The evidence of use of this way is meagre. For many years a wall has been maintained across it at the main highway, in which there was a barway, or gate, from 1852 to 1899. Some of the witnesses say that they have seen people who came from the shore drive their cattle along this way from the main highway to the pond during the years from 1840 to 1852-3. The defendant's witnesses seem to establish the claim that he and his predecessors have cultivated the soil and used it for pasture and other purposes for fifty years or *330 more. It is conceded that no roadway was ever built there. If acceptance were necessary we could not find it conclusively upon the evidence, but neither can we find that as matter of fact it has been wholly abandoned.

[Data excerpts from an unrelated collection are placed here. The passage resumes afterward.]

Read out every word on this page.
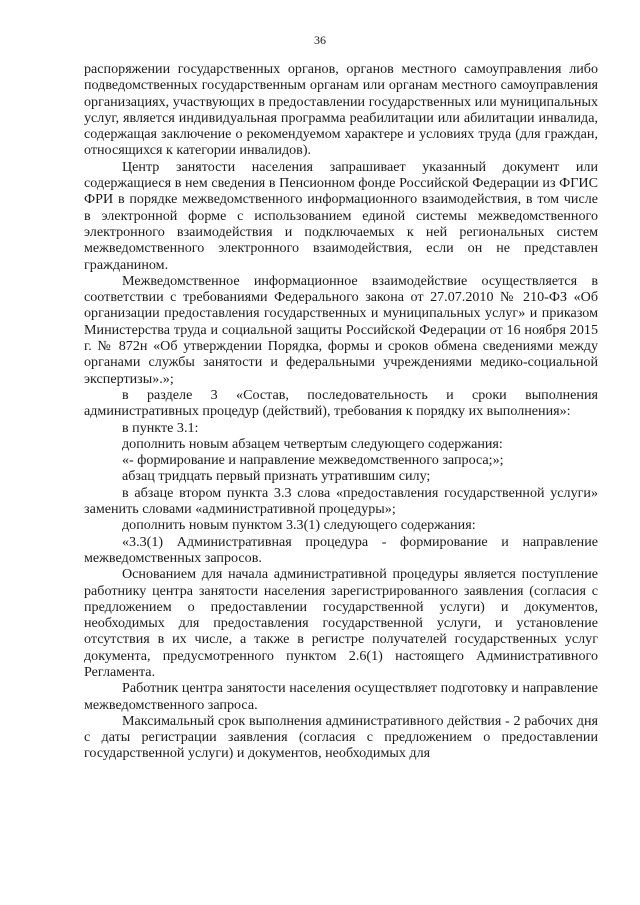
36

распоряжении государственных органов, органов местного самоуправления либо подведомственных государственным органам или органам местного самоуправления организациях, участвующих в предоставлении государственных или муниципальных услуг, является индивидуальная программа реабилитации или абилитации инвалида, содержащая заключение о рекомендуемом характере и условиях труда (для граждан, относящихся к категории инвалидов).

Центр занятости населения запрашивает указанный документ или содержащиеся в нем сведения в Пенсионном фонде Российской Федерации из ФГИС ФРИ в порядке межведомственного информационного взаимодействия, в том числе в электронной форме с использованием единой системы межведомственного электронного взаимодействия и подключаемых к ней региональных систем межведомственного электронного взаимодействия, если он не представлен гражданином.

Межведомственное информационное взаимодействие осуществляется в соответствии с требованиями Федерального закона от 27.07.2010 № 210-ФЗ «Об организации предоставления государственных и муниципальных услуг» и приказом Министерства труда и социальной защиты Российской Федерации от 16 ноября 2015 г. № 872н «Об утверждении Порядка, формы и сроков обмена сведениями между органами службы занятости и федеральными учреждениями медико-социальной экспертизы».»;

в разделе 3 «Состав, последовательность и сроки выполнения административных процедур (действий), требования к порядку их выполнения»:

в пункте 3.1:

дополнить новым абзацем четвертым следующего содержания:

«- формирование и направление межведомственного запроса;»;

абзац тридцать первый признать утратившим силу;

в абзаце втором пункта 3.3 слова «предоставления государственной услуги» заменить словами «административной процедуры»;

дополнить новым пунктом 3.3(1) следующего содержания:

«3.3(1) Административная процедура - формирование и направление межведомственных запросов.

Основанием для начала административной процедуры является поступление работнику центра занятости населения зарегистрированного заявления (согласия с предложением о предоставлении государственной услуги) и документов, необходимых для предоставления государственной услуги, и установление отсутствия в их числе, а также в регистре получателей государственных услуг документа, предусмотренного пунктом 2.6(1) настоящего Административного Регламента.

Работник центра занятости населения осуществляет подготовку и направление межведомственного запроса.

Максимальный срок выполнения административного действия - 2 рабочих дня с даты регистрации заявления (согласия с предложением о предоставлении государственной услуги) и документов, необходимых для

This uncertainty in regard to the use of this way is of little account, as, in view of the decisions in this State, the question is a legal one. From early times the statutes have provided legal methods of discontinuing highways which should be found no longer useful.

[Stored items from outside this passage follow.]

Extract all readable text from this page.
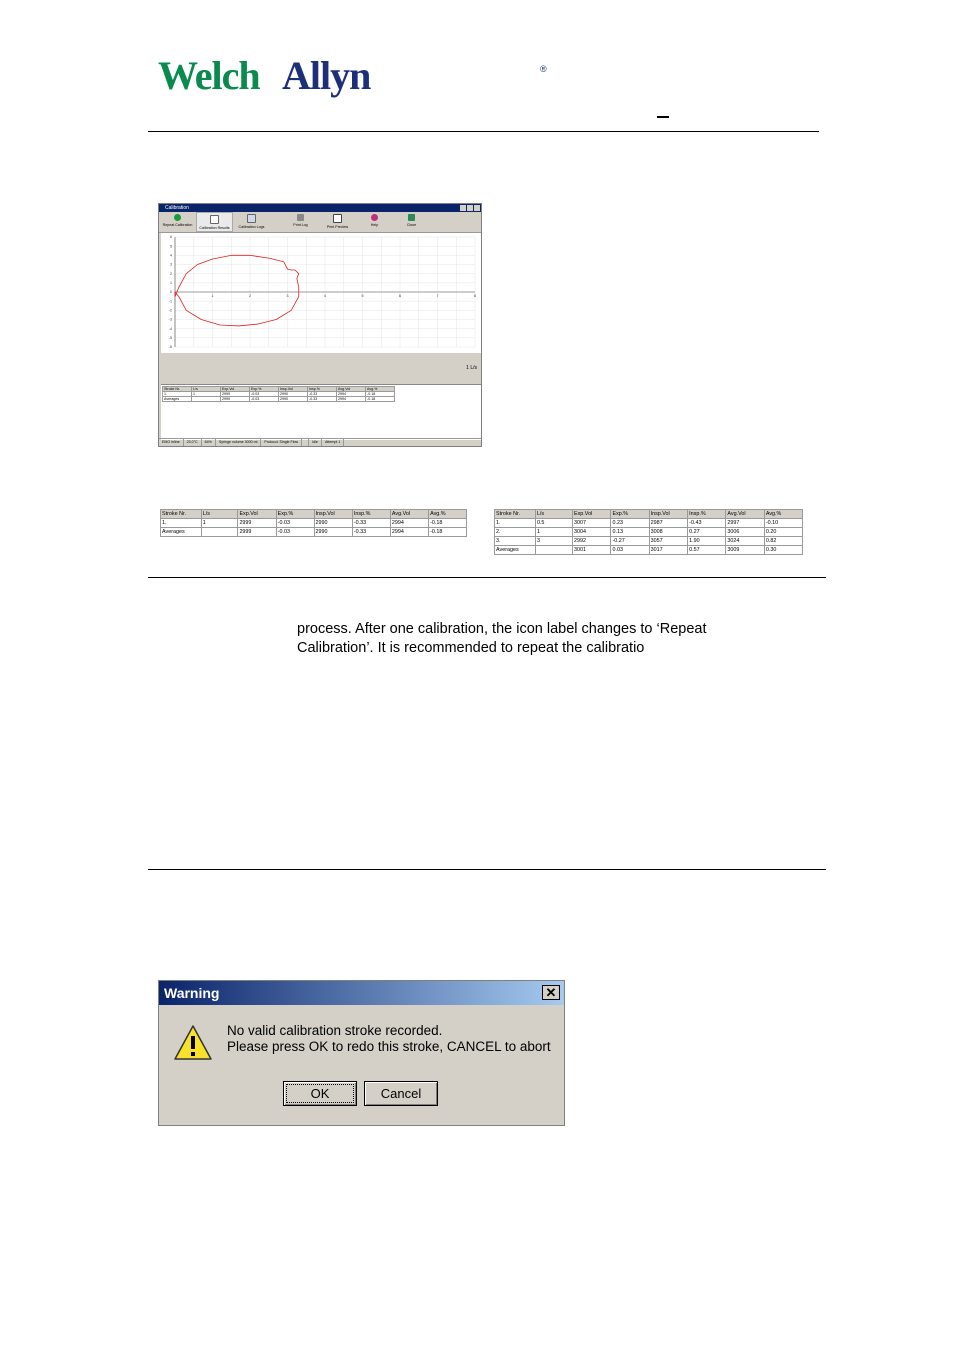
Welch Allyn	®
Calibration
Repeat Calibration
Calibration Results	Calibration Logs	Print Log	Print Preview	Help	Close
1	2	3	4	5	6	7	8
6
5
4
3
2
1
0
-1
-2
-3
-4
-5
-6
1 L/s
Stroke Nr.	L/s	Exp.Vol	Exp.%	Insp.Vol	Insp.%	Avg.Vol	Avg.%
1.	1	2999	-0.03	2990	-0.33	2994	-0.18
Averages		2999	-0.03	2990	-0.33	2994	-0.18
EMO inline	23.0°C	64%	Syringe volume 3000 ml	Protocol: Single Flow	Idle	Attempt 1
Stroke Nr.	L/s	Exp.Vol	Exp.%	Insp.Vol	Insp.%	Avg.Vol	Avg.%
1.	1	2999	-0.03	2990	-0.33	2994	-0.18
Averages		2999	-0.03	2990	-0.33	2994	-0.18
Stroke Nr.	L/s	Exp.Vol	Exp.%	Insp.Vol	Insp.%	Avg.Vol	Avg.%
1.	0.5	3007	0.23	2987	-0.43	2997	-0.10
2.	1	3004	0.13	3008	0.27	3006	0.20
3.	3	2992	-0.27	3057	1.90	3024	0.82
Averages		3001	0.03	3017	0.57	3009	0.30
process. After one calibration, the icon label changes to ‘Repeat
Calibration’. It is recommended to repeat the calibratio
Warning	✕
No valid calibration stroke recorded.
Please press OK to redo this stroke, CANCEL to abort
OK	Cancel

The General Assembly has guarded very jealously its control over the highways which it has laid out. While giving large control over highways generally to town councils, it reserved to itself until 1870 the power to abandon these. The Digest of 1798 contains this provision, p. 384, § 6: "Provided that no town council shall have power to alter or change any highway which hath been or hereafter shall be laid out by the General Assembly." The same provision appears in Digest of 1822, p. 289, § 6; Digest of 1844, p. 321, § 6; Rev. Stats. 1857, cap. 43, § 26; and was first repealed by act Feb. 1870, Pub. Laws, cap. 842, a reservation being then made, and still in force, of the highways along the Woonasquatucket river. Gen. Laws, 1896, cap. 71, § 28.

This court, in accordance with the declaration of public policy implied in this legislation, and following the weight of authority, has adhered to the common-law rule, which is well stated in Wood on Nuisances, § 297, as follows: "When a highway is once established as such by the action of the proper authorities, it does not cease to be such, even though unused for many years, until it has been discontinued by the proper authorities."

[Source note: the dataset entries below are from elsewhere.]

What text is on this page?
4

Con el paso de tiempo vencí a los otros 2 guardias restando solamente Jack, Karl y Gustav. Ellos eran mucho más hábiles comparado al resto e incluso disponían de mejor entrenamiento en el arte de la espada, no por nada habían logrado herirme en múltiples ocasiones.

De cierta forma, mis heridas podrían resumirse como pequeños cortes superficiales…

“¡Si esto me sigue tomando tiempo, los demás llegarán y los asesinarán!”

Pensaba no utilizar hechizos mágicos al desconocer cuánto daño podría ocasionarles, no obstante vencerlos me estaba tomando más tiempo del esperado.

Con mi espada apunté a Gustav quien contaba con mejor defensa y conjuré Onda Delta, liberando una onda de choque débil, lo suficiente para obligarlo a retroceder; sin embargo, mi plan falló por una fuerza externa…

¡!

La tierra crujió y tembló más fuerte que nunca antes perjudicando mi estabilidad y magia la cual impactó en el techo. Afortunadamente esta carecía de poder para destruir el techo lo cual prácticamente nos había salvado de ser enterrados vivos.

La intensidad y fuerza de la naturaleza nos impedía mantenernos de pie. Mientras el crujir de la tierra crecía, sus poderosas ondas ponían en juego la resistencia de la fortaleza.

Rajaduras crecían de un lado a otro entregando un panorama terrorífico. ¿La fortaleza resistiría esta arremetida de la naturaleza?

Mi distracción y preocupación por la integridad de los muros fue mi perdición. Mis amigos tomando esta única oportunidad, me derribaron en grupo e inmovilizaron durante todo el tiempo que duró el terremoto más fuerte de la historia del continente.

In Almy v. Church, 18 R.I. 182, the evidence showed an abandonment by the public and a private possession of the ways under discussion for one hundred years or more. Yet the court held that, as they were once highways, the public right continued and the town council might open them again. The arguments advanced by the plaintiff in the case at bar and most of the cases here cited are considered by the court, the conflict of authority is recognized, and the deliberate *331 judgment of the court is recorded that the question whether title to the whole highway once dedicated to the public can be acquired by adverse possession, on the ground that the public have waived or abandoned the dedication, must be answered in the negative. The court sums up its conclusion, on p. 187, as follows: "The case of Simmons v. Cornell, 1 R.I. 519, held this doctrine to the extent of denying the right to gain title to a highway by encroachment; but it did not pass upon the question of an exclusive possession of the whole way. We are unable to see upon what sound principle the right can be denied in one case and not in the other.

"True, it may be said that an entire possession of the way furnished a presumption of abandonment which does not apply to a partial possession; but it may also be said that if a public right cannot be extinguished in the whole layout when enough is left unencumbered for convenient travel, the reason is stronger that the right cannot be extinguished altogether."

This decision has been approved in Matteson v. Whaley,20 R.I. 412, and is, as we have said, in accord with the weight of authority.

"The rule best supported by reason and by weight of authority is that the `common right of highway' cannot be lost by the attempted adverse possession of a private individual." Elliott on Roads and Streets, § 883, p. 969.

Our conclusion, therefore, must be that the highway as laid out by the committee of the General Assembly, and as shown on their plat, is still a public way, and that the alleged trespasses of the defendant are justified by his plea to that effect.

Judgment for the defendant for costs.